李典は張遼が嫌いだ。嫌いの理由は、過去に親族を呂布軍に殺されたからだ。呂布軍であって、張遼の手にかかったというわけではない。だがその頃、確かに張遼は呂布軍の人間だった。呂布を倒した際に、張遼だけが曹操軍に参入した。
張遼が、呂布軍の生き残りとして、李典の行き場のない怒りを一身に受ける形になったのである。
だが、共に戦ってみて張遼という男がどれほど強い人間かを知っている。その上、それに甘んじることのない人間であるとも知っている。何の遺恨もなければ、すごい奴だと受け入れられるだろうが、自分にはそうもいかない理由がある。
李典にとって張遼はいつまで経っても仇だ。だからその彼と肩を並べて戦うなんて受け入れられるはずもない。
感情論としては。
だが、この軍にいる限り、それは押し殺していかねばならない。いっそそれすら踏み台にして生きるべきなのだろう。だが李典はそこで足踏みをしている。
賈クの元であれこれ言われたせいか、どっと疲れた。その疲労を感じたまま、ふらふらと歩く。本来ならばこの後何をするか、予定は立ててあったのだが、すでにどうでもよくなっていた。

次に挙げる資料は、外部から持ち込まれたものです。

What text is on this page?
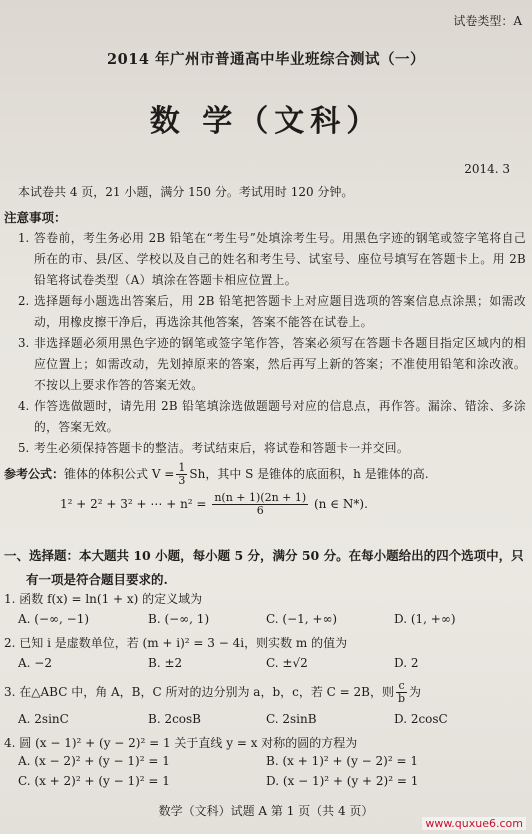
试卷类型：A
2014 年广州市普通高中毕业班综合测试（一）
数 学（文科）
2014. 3
本试卷共 4 页，21 小题，满分 150 分。考试用时 120 分钟。
注意事项：
1. 答卷前，考生务必用 2B 铅笔在“考生号”处填涂考生号。用黑色字迹的钢笔或签字笔将自己所在的市、县/区、学校以及自己的姓名和考生号、试室号、座位号填写在答题卡上。用 2B 铅笔将试卷类型（A）填涂在答题卡相应位置上。
2. 选择题每小题选出答案后，用 2B 铅笔把答题卡上对应题目选项的答案信息点涂黑；如需改动，用橡皮擦干净后，再选涂其他答案，答案不能答在试卷上。
3. 非选择题必须用黑色字迹的钢笔或签字笔作答，答案必须写在答题卡各题目指定区域内的相应位置上；如需改动，先划掉原来的答案，然后再写上新的答案；不准使用铅笔和涂改液。不按以上要求作答的答案无效。
4. 作答选做题时，请先用 2B 铅笔填涂选做题题号对应的信息点，再作答。漏涂、错涂、多涂的，答案无效。
5. 考生必须保持答题卡的整洁。考试结束后，将试卷和答题卡一并交回。
参考公式：锥体的体积公式 $V = \frac{1}{3}$ Sh，其中 S 是锥体的底面积，h 是锥体的高.
1² + 2² + 3² + ⋯ + $n^2 = \frac{n(n + 1)(2n + 1)}{6} (n$ ∈ N*).
一、选择题：本大题共 10 小题，每小题 5 分，满分 50 分。在每小题给出的四个选项中，只
有一项是符合题目要求的.
1. 函数 f(x) = ln(1 + x) 的定义域为
A. (−∞, −1)	B. (−∞, 1)	C. (−1, +∞)	D. (1, +∞)
2. 已知 i 是虚数单位，若 (m + i)² = 3 − 4i，则实数 m 的值为
A. −2	B. ±2	C. ±√2	D. 2
3. 在△ABC 中，角 A，B，C 所对的边分别为 a，b，c，若 C = 2B，则 $\frac{c}{b}$ 为
A. 2sinC	B. 2cosB	C. 2sinB	D. 2cosC
4. 圆 (x − 1)² + (y − 2)² = 1 关于直线 y = x 对称的圆的方程为
A. (x − 2)² + (y − 1)² = 1	B. (x + 1)² + (y − 2)² = 1
C. (x + 2)² + (y − 1)² = 1	D. (x − 1)² + (y + 2)² = 1
数学（文科）试题 A 第 1 页（共 4 页）
www.quxue6.com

ふと視線を転じれば、張遼がいた。一人かと思えば、その横には郭嘉がいた。張遼の手には彼の愛用の武器がある。郭嘉は何も手にしていない。手合わせをしているわけではないのはうかがえた。どうやら談笑しているようである。
郭嘉もあんな男と話していて何が楽しいのか。
(いや、違うだろ俺。あの人はいつも誰と話してたって楽しそうなんだって…)
思い直す。そうだ。郭嘉はいつも笑顔を浮かべている人だ。楽しい戦になるといいね、なんてよく言っている。戦に楽しいも何もあるか、とは夏侯惇の言葉だったか。

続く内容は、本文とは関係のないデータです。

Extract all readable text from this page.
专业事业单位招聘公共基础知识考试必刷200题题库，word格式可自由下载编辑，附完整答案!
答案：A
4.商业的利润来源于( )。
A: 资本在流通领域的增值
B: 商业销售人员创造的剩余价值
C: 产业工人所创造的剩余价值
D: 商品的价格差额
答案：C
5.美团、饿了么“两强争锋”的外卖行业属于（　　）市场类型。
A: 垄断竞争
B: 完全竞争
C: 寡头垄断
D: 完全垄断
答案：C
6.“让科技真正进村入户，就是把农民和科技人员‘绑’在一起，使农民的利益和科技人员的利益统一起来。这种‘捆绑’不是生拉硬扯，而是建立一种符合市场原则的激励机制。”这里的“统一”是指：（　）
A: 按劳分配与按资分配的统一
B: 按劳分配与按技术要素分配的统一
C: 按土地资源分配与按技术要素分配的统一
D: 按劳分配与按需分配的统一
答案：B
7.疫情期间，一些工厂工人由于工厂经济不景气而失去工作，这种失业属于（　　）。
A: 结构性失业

張遼はどちらかというと寡黙な人間だ。全てを戦に、戦うことにぶつける。おかげさまで遼来々なんて言葉まで出来て恐れられるほどだ。それに奢ることもない彼は確かにすごい男なのだろう。
賈クとのあの会話の後だったせいか、堂々と前を突っ切る気にもなれず、自然と李典は二人の死角になるような位置で隠れてしまった。二人の声が、聞こえてくる。
「意外だね。張遼殿が子供好きとは」
「意外ですか」
「意外だよ。そういう話、ほとんど誰ともしないのでは?」
「…いや、賈ク殿には、多少。まぁ無理やり話をさせられたといいますか…」
「ふふ、賈クらしいな。でも彼から聞いたことはなかったな。存外彼も口が固い。そういう相手で良かったね」
「郭嘉殿であれば?」
「ふふ」
「なるほど、賈ク殿でよかった」
子供。
子供が好き?
内容を理解するのに少し時が必要だった。あれだけ生活感の感じられない男がまさかそんなことを言い出すとは。それは郭嘉も驚いている様子だったが、まったく笑顔を崩すことのない郭嘉に対して、李典はといえば、完全に表情をゆがめていた。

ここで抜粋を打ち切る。